オルトランには色々な種類がありますが、『GFオルトラン粒剤』と書かれた青いパッケージの薬剤がおすすめです。
水和剤や液剤もありますが、希釈などの手間がかからず取り扱いが容易なので粒剤をおすすめします。
赤いパッケージと青いパッケージがありますが、青はバラの天敵コガネムシの幼虫にも対応しています。
ビオラ以外の鉢植えにも使用するのであれば青いオルトランが便利だと思います。
ビオラは暑さに弱く、気温が上がり病害虫が活発になる4月末頃には徒長し倒れてしまったり枯れ始めます。
ですので自然に枯れるまで定期的にきちんとオルトラン粒剤を与えていれば、病害虫には殆ど悩まされることはないでしょう。
元肥と追肥を必ず与えましょう
肥料には元肥と追肥があります。
植え付け時に土に混ぜ込む遅効性肥料を元肥といいます。即効性はなく、水やりのたびに少しずつ地中に溶け出し長期間に渡ってゆっくりと作用します。
市販の培養土を使用する場合は、元肥が既にブレンドされているなら更に元肥を加える必要はありません。

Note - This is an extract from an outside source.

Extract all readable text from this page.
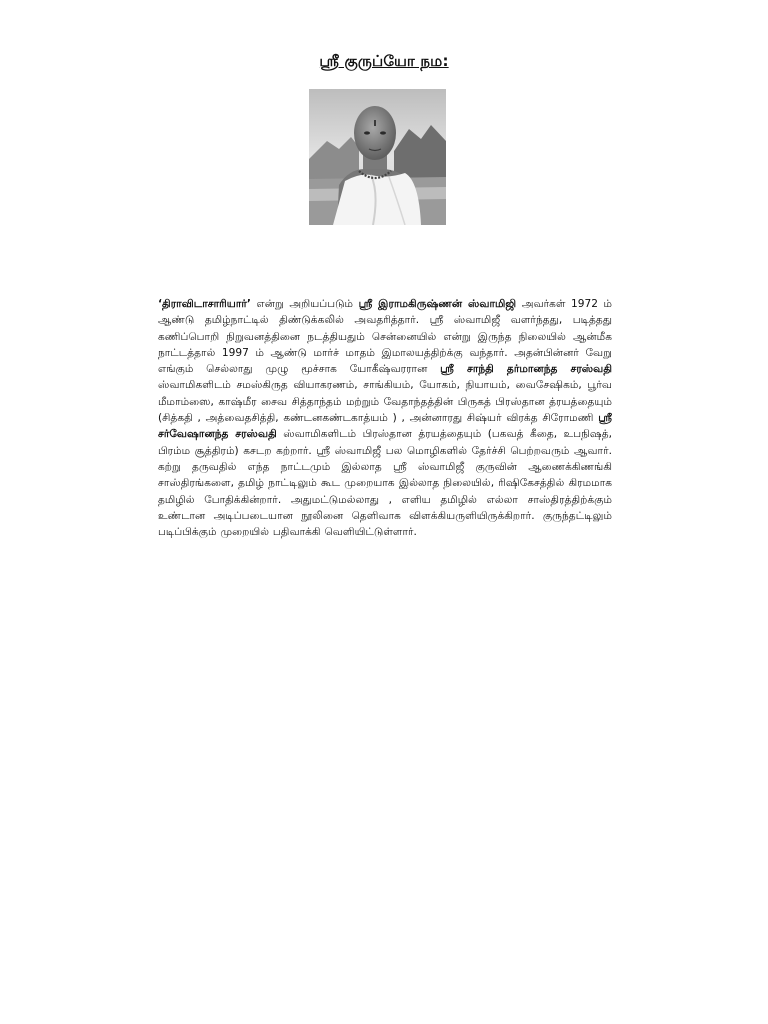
ஸ்ரீ குருப்யோ நம:
‘திராவிடாசாரியார்’ என்று அறியப்படும் ஸ்ரீ இராமகிருஷ்ணன் ஸ்வாமிஜி அவர்கள் 1972 ம் ஆண்டு தமிழ்நாட்டில் திண்டுக்கலில் அவதரித்தார். ஸ்ரீ ஸ்வாமிஜீ வளர்ந்தது, படித்தது கணிப்பொறி நிறுவனத்தினை நடத்தியதும் சென்னையில் என்று இருந்த நிலையில் ஆன்மீக நாட்டத்தால் 1997 ம் ஆண்டு மார்ச் மாதம் இமாலயத்திற்க்கு வந்தார். அதன்பின்னர் வேறு எங்கும் செல்லாது முழு மூச்சாக யோகீஷ்வரரான ஸ்ரீ சாந்தி தர்மானந்த சரஸ்வதி ஸ்வாமிகளிடம் சமஸ்கிருத வியாகரணம், சாங்கியம், யோகம், நியாயம், வைசேஷிகம், பூர்வ மீமாம்ஸை, காஷ்மீர சைவ சித்தாந்தம் மற்றும் வேதாந்தத்தின் பிருகத் பிரஸ்தான த்ரயத்தையும் (சித்கதி , அத்வைதசித்தி, கண்டனகண்டகாத்யம் ) , அன்னாரது சிஷ்யர் விரக்த சிரோமணி ஸ்ரீ சர்வேஷானந்த சரஸ்வதி ஸ்வாமிகளிடம் பிரஸ்தான த்ரயத்தையும் (பகவத் கீதை, உபநிஷத், பிரம்ம சூத்திரம்) கசடற கற்றார். ஸ்ரீ ஸ்வாமிஜீ பல மொழிகளில் தேர்ச்சி பெற்றவரும் ஆவார். கற்று தருவதில் எந்த நாட்டமும் இல்லாத ஸ்ரீ ஸ்வாமிஜீ குருவின் ஆணைக்கிணங்கி சாஸ்திரங்களை, தமிழ் நாட்டிலும் கூட முறையாக இல்லாத நிலையில், ரிஷிகேசத்தில் கிரமமாக தமிழில் போதிக்கின்றார். அதுமட்டுமல்லாது , எளிய தமிழில் எல்லா சாஸ்திரத்திற்க்கும் உண்டான அடிப்படையான நூலினை தெளிவாக விளக்கியருளியிருக்கிறார். குருந்தட்டிலும் படிப்பிக்கும் முறையில் பதிவாக்கி வெளியிட்டுள்ளார்.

ビオラの植え付け時期は秋冬で低温でゆっくり成長するためこの時期に余り多くの肥料は必要ではありません。逆に肥料を多く与えすぎると場合によっては苗が枯れてしまったりします。
そして成長に合わせて追加で与える肥料を追肥といいます。
おすすめはマグアンプK中粒で、元肥として与える場合は土に混ぜ込み、追肥として与える場合は根元から少し離した場所に数か所に分けてばらまくだけでお手軽です。
効き目は1年なので、一度与えれば大丈夫です。
ただビオラやパンジーといったたくさんの花をつける植物は肥料をどんどん消費するので、春になって花をたくさん咲かせ始めたら薄めの液肥を与えた方が良いでしょう。
花がらはとにかく摘む
ビオラは多花性で1株が大きく横に広がりたくさんの花を咲かせます。
1つ1つの花は2日~3日ほどで散って、次々と新しい蕾が大きくなります。
花弁が散った後のガクの部分をそのまま放置しておくと種子をつけ、花を咲かせるための栄養をどんどん横取りしてしまい、株自体が弱ってしまいます。
これを防ぐためには、散り始めた花がらを摘んでいかないといけません。
ビオラは強健で栽培の手間は殆どかかりませんが、最盛期の花がら摘みをしっかり行う事で美しい花を長期間楽しむことができます。
補足:半日陰での色の映え方
ビオラは花色が豊富です。
原色に近い明るめな色だけでなく、最近はアンティークカラーやダークカラーも増えてきました。
個人的にアンティークカラーが大好きで最初の年は多めに取り入れました。
しかし半日蔭に植えてみると、アンティークカラーやダークカラーの抑えた色味は想像していたより暗く見えてしまいました。
逆に白や黄色といった彩度の高い明るめの色は、半日蔭でも明るくレフ板のような効果があり周囲の花色も綺麗に見せてくれます。
壁や花壇の色にもよりますがダークな色味の花は全面に使うのではなく、まずは部分使いにしてバランスを見るほうが良いかもしれません。